Le décret du 30 octobre 2016 crée un nouveau fichier central, censé contenir à terme les informations personnelles de tous les citoyens français. Cet acte gouvernemental suscite les critiques de la CNIL et du CNNum, critiques visant autant la forme que le fond.
Surnommé par ses détracteurs « décret Halloween », parce qu’il a été adopté en catimini durant le week-end de la Toussaint, le décret n° 2016-1460 du 30 octobre 2016 « autorisant la création d’un traitement de données à caractère personnel relatif aux passeports et aux cartes nationales d’identité », a institué un méga-fichier informatique devant contenir l’ensemble des données relatives aux deux titres d’identité. Il s’agit du nouveau fichier TES (titres électroniques sécurisés), lequel doit prendre la succession de l’ancien fichier TES qui concernait uniquement les titulaires d’un passeport. Ce fichier, aujourd’hui utilisé à titre expérimental dans les Yvelines, depuis le 8 novembre, et en Bretagne, depuis le 1er décembre, est décrié par les défenseurs des droits et des libertés individuels, qui craignent d’éventuels piratages ou dérives.
En 2012 déjà, le projet de loi relatif à la protection de l’identité avait cherché à créer un tel méga-fichier. Mais nombre de députés et sénateurs socialistes avaient saisi le Conseil constitutionnel au motif que la loi allait constituer « une ingérence dans l’exercice du droit de toute personne au respect de sa vie privée ». Le Conseil, dans sa décision n° 2012-652 DC du 22 mars 2012, avait censuré la disposition litigieuse ainsi que plusieurs autres articles, jugeant qu’ils auraient permis des atteintes excessives au respect des données personnelles des citoyens. Ce texte avait déjà été fortement critiqué devant l’Assemblée nationale : « La France n’a créé qu’une seule fois un fichier général de la population, c’était en 1940. Il fut d’ailleurs détruit à la Libération », a rappelé le député socialiste Serge Blisko.
Quatre ans plus tard, le gouvernement a finalement créé un tel fichier, en recourant non plus à la voie législative mais à la voie décrétale, laquelle permet d’éviter de devoir passer sous les fourches caudines du Conseil constitutionnel. En effet, le nouveau dispositif conduira à la centralisation de toutes les données relatives aux cartes d’identité et aux passeports en un seul et unique fichier. Parmi ces données, que tous les Français devront fournir, se trouveront la signature, les informations propres à l’état civil, mais aussi la couleur des yeux, la taille, l’adresse, la filiation des parents, une photographie d’identité et les empreintes digitales.
L’objectif affiché par les pouvoirs publics est, grâce au fichier TES, de lutter plus efficacement contre les contrefaçons de titres d’identité, lesquelles sont aujourd’hui trop aisées et par suite trop nombreuses.
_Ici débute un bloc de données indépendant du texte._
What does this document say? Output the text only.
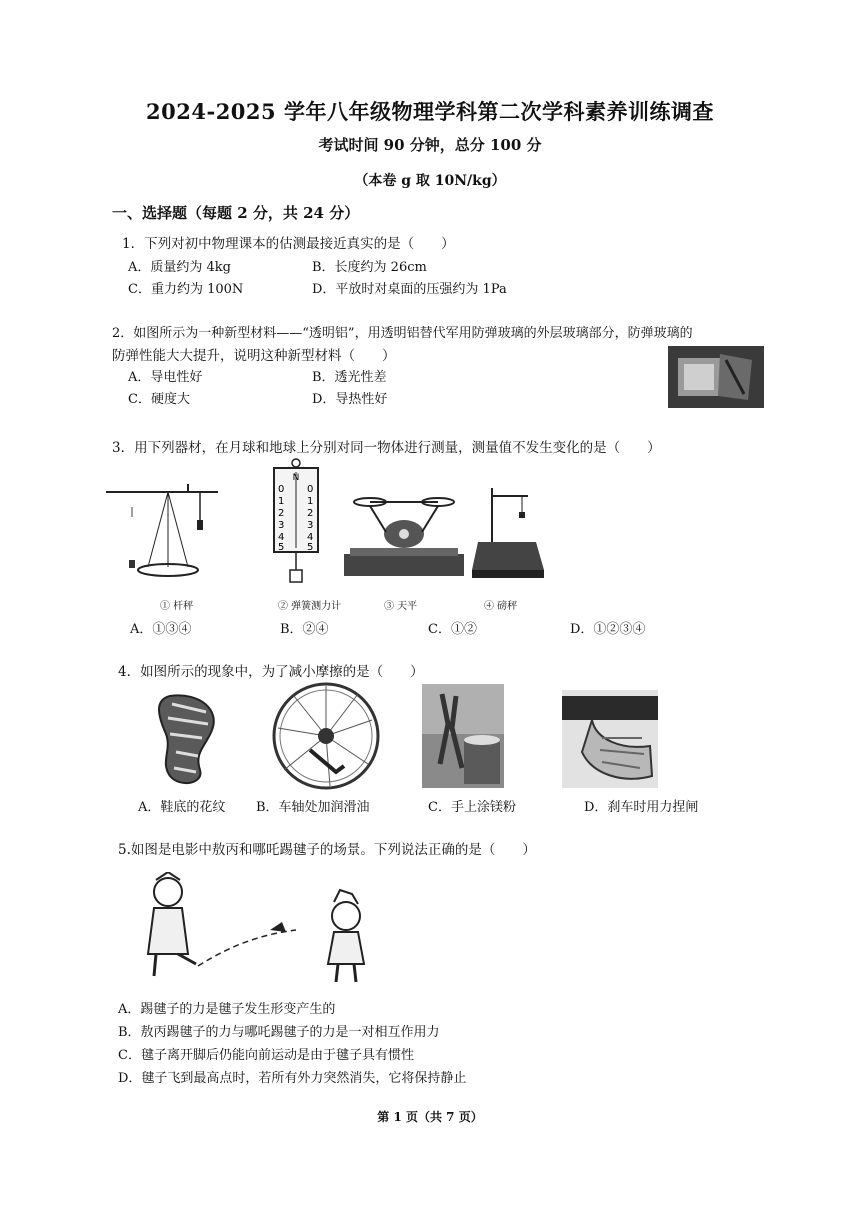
2024-2025 学年八年级物理学科第二次学科素养训练调查
考试时间 90 分钟，总分 100 分
（本卷 g 取 10N/kg）
一、选择题（每题 2 分，共 24 分）
1．下列对初中物理课本的估测最接近真实的是（　　）
A．质量约为 4kg	B．长度约为 26cm
C．重力约为 100N	D．平放时对桌面的压强约为 1Pa
2．如图所示为一种新型材料——“透明铝”，用透明铝替代军用防弹玻璃的外层玻璃部分，防弹玻璃的
防弹性能大大提升，说明这种新型材料（　　）
A．导电性好	B．透光性差
C．硬度大	D．导热性好
3．用下列器材，在月球和地球上分别对同一物体进行测量，测量值不发生变化的是（　　）
N
0
1
2
3
4
5
0
1
2
3
4
5
① 杆秤	② 弹簧测力计	③ 天平	④ 磅秤
A．①③④	B．②④	C．①②	D．①②③④
4．如图所示的现象中，为了减小摩擦的是（　　）
A．鞋底的花纹 B．车轴处加润滑油	C．手上涂镁粉	D．刹车时用力捏闸
5.如图是电影中敖丙和哪吒踢毽子的场景。下列说法正确的是（　　）
A．踢毽子的力是毽子发生形变产生的
B．敖丙踢毽子的力与哪吒踢毽子的力是一对相互作用力
C．毽子离开脚后仍能向前运动是由于毽子具有惯性
D．毽子飞到最高点时，若所有外力突然消失，它将保持静止
第 1 页（共 7 页）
Désormais, par exemple lorsque M. Dupont se présentera afin de renouveler sa carte d’identité ou lorsque M. Dupond se fera contrôler par un agent de police, les services compétents pourront vérifier qu’il s’agit bien de M. Dupont ou de M. Dupond, et non d’un usurpateur ; cela en comparant les empreintes digitales, les visages ou les signatures.
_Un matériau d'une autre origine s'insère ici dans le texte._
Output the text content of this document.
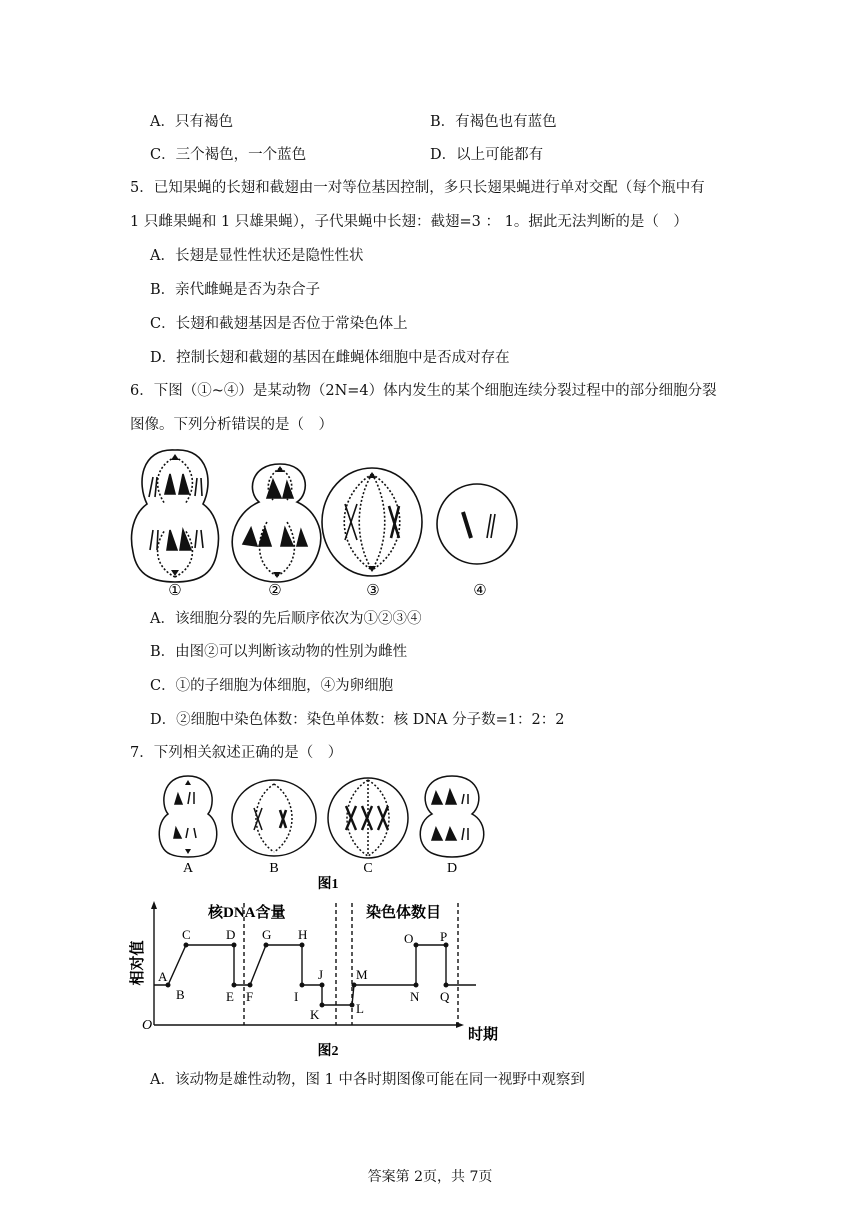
A．只有褐色	B．有褐色也有蓝色
C．三个褐色，一个蓝色	D．以上可能都有
5．已知果蝇的长翅和截翅由一对等位基因控制，多只长翅果蝇进行单对交配（每个瓶中有
1 只雌果蝇和 1 只雄果蝇），子代果蝇中长翅：截翅=3 ： 1。据此无法判断的是（　）
A．长翅是显性性状还是隐性性状
B．亲代雌蝇是否为杂合子
C．长翅和截翅基因是否位于常染色体上
D．控制长翅和截翅的基因在雌蝇体细胞中是否成对存在
6．下图（①~④）是某动物（2N=4）体内发生的某个细胞连续分裂过程中的部分细胞分裂
图像。下列分析错误的是（　）
①	②	③	④
A．该细胞分裂的先后顺序依次为①②③④
B．由图②可以判断该动物的性别为雌性
C．①的子细胞为体细胞，④为卵细胞
D．②细胞中染色体数：染色单体数：核 DNA 分子数=1：2：2
7．下列相关叙述正确的是（　）
A	B	C	D
图1
相对值
O
时期
核DNA含量	染色体数目
A
B
C	D
E F
G H
I
J
K	L
M
N
O P
Q
图2
A．该动物是雄性动物，图 1 中各时期图像可能在同一视野中观察到
答案第 2页，共 7页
Le fichier TES doit donc servir à authentifier une personne. En revanche, des garde-fous ont été érigés afin d’éviter que ces informations puissent être exploitées afin d’identifier une personne, ce qui est radicalement différent. Il y a identification lorsqu’à partir des données personnelles on retrouve l’identité d’un individu ; avec l’authentification, il s’agit seulement de vérifier qu’une personne est bien qui elle déclare être. La distinction est importante et, d’ailleurs, c’est la possibilité d’utiliser le fichier à des fins d’identification qui avait conduit à la décision de censure du Conseil constitutionnel du 22 mars 2012. Le décret précise qu’il sera impossible d’identifier quiconque à partir de l’image numérisée du visage ou de l’image numérisée des empreintes digitales. Et, pour le permettre, il ne faudrait pas seulement un nouveau décret mais une loi et de nouveaux principes constitutionnels afin d’éviter la censure du Conseil constitutionnel. De plus, l’architecture technologique du fichier TES devrait être rebâtie : le procédé de chiffrement utilisé est unidirectionnel et empêche donc de remonter à une identité depuis une photographie ou une empreinte.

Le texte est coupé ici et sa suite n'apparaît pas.